• Ongoing Middle East turmoil continues to push VLCC rates higher – When it comes to energy security and geopolitical turmoil, tanker rates tend to react swiftly, and this time around has been no exception. VLCC spot rates have shown increased strength compared to the previous month's levels, with the Baltic Exchange benchmark time charter equivalent earnings ($/day) surging by more than 100%, while the rates for the Middle East Gulf to the US Gulf route have also increased by an impressive 180%. Internals for the tanker market also look favorable: Suezmaxes, tankers that have a carrying capacity of half that of a VLCC, have surged and are now priced at about double the level of a VLCC (measured in $/ton), an unusual circumstance that should support VLCC rates going forward. The Atlantic market is also strong, with the West Africa-to-China route jumping to multi-month highs. The tanker market is not only reacting to strong demand and the rush to secure tonnage, but the rate increases also reflect relatively tight supply that should prevail for the years to come given the nonexistent orderbook for large tanker vessels. As the winter progresses, the risk lies on higher rates and possibly sharper spikes, especially given that the likelihood of further escalation in the Middle East increasingly looks real. VLCC rates remain well below last year’s levels, despite all the above favorable dynamics affecting the market. With most of the potential adverse winter weather ahead of us, we continue to see higher spot VLCC rates for the months to come.

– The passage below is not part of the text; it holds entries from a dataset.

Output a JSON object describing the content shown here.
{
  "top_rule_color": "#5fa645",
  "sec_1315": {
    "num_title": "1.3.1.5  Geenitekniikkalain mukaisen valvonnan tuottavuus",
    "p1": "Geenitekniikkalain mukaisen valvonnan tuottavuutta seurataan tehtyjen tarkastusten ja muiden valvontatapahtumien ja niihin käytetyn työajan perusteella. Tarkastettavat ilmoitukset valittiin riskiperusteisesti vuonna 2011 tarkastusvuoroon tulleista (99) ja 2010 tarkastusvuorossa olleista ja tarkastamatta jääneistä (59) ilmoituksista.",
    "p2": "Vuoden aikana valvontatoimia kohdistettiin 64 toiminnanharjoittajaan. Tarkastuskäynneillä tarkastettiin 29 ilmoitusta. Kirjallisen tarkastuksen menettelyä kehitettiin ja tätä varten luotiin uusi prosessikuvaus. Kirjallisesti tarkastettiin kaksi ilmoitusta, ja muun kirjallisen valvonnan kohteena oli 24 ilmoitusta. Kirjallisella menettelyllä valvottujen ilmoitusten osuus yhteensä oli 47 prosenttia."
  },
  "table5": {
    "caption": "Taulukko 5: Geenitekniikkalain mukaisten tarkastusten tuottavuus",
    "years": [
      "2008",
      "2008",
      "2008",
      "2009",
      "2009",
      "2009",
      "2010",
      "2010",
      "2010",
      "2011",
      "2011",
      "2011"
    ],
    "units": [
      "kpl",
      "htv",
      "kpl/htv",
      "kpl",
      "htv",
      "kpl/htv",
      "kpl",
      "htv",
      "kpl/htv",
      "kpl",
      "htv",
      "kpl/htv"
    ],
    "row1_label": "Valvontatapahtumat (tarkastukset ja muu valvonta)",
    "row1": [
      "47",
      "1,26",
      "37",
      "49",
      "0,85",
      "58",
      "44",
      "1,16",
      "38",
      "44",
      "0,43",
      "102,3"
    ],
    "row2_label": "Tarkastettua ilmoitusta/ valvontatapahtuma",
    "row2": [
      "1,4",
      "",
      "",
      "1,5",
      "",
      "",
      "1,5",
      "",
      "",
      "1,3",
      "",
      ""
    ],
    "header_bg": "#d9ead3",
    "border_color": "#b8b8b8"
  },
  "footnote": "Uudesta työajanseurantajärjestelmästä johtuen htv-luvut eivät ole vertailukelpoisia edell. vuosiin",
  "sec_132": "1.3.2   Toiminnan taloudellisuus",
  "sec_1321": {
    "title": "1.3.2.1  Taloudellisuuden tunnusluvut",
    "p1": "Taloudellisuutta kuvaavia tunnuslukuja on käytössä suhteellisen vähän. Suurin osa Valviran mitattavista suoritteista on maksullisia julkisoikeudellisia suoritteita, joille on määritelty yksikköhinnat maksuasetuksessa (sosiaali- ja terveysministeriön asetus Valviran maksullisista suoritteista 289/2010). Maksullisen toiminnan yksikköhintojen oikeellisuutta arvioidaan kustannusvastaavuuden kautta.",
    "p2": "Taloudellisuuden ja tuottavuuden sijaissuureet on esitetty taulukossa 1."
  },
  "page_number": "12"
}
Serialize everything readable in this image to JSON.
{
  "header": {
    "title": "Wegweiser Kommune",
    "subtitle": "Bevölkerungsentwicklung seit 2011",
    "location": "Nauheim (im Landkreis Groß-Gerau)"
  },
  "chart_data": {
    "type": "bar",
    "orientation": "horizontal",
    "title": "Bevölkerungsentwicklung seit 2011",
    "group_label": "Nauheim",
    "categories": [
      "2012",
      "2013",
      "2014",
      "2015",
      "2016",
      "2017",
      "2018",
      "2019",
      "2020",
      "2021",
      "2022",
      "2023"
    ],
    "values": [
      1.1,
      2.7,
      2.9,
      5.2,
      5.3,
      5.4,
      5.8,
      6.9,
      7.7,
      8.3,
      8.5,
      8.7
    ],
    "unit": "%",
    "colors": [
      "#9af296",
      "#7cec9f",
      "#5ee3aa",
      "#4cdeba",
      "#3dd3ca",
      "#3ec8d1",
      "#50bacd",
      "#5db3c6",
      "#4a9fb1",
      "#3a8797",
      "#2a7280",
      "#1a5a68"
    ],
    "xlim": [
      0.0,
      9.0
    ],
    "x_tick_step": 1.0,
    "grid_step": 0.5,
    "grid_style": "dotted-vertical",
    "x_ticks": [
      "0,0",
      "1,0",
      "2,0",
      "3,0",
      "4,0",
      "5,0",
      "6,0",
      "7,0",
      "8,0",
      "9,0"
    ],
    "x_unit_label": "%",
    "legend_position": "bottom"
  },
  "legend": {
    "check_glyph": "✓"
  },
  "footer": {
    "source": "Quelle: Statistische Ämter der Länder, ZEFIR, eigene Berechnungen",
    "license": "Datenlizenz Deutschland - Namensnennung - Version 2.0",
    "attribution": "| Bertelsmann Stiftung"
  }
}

• Oil refocuses back on the demand side despite ongoing Middle East conflict – Once again and following the sharp move upwards as a result of the OPEC+ cuts, the attention of oil traders has shifted back on the demand side, where fundamentals do not look particularly favorable. Oil demand figures have been steadily revised lower, with US gasoline demand for September hitting multi-year lows, Germany oil demand seeing the sharpest decline this year compared to any other economy, and Chinese 2024 demand growth estimates now sitting just below the 1 million barrels per day mark. The global economy is slowing down, and China continues to greatly affect such outcome, especially when it comes to commodity demand growth. Despite all the recent production cuts by OPEC+, the market balance remains unfavorable for higher prices, absent a major disruption because of the Middle East conflict. It is always important to remember that the Middle East region plays a crucial role in the global energy landscape, contributing about 31% of global oil production and 18% of global gas production and accounting for 48% of the world's proven oil reserves and 40% of proven gas reserves.
• Tanker cycle driven by tight supply, recovering demand – The tanker market is recovering from a long period of staggered rates as the growth in new vessel supply shrinks while oil demand is recovering in line with the global economy. A historically low orderbook combined with favorable demand fundamentals should continue to support increased spot rate volatility, which combined with the ongoing geopolitical turmoil, should support freight rates in the medium term.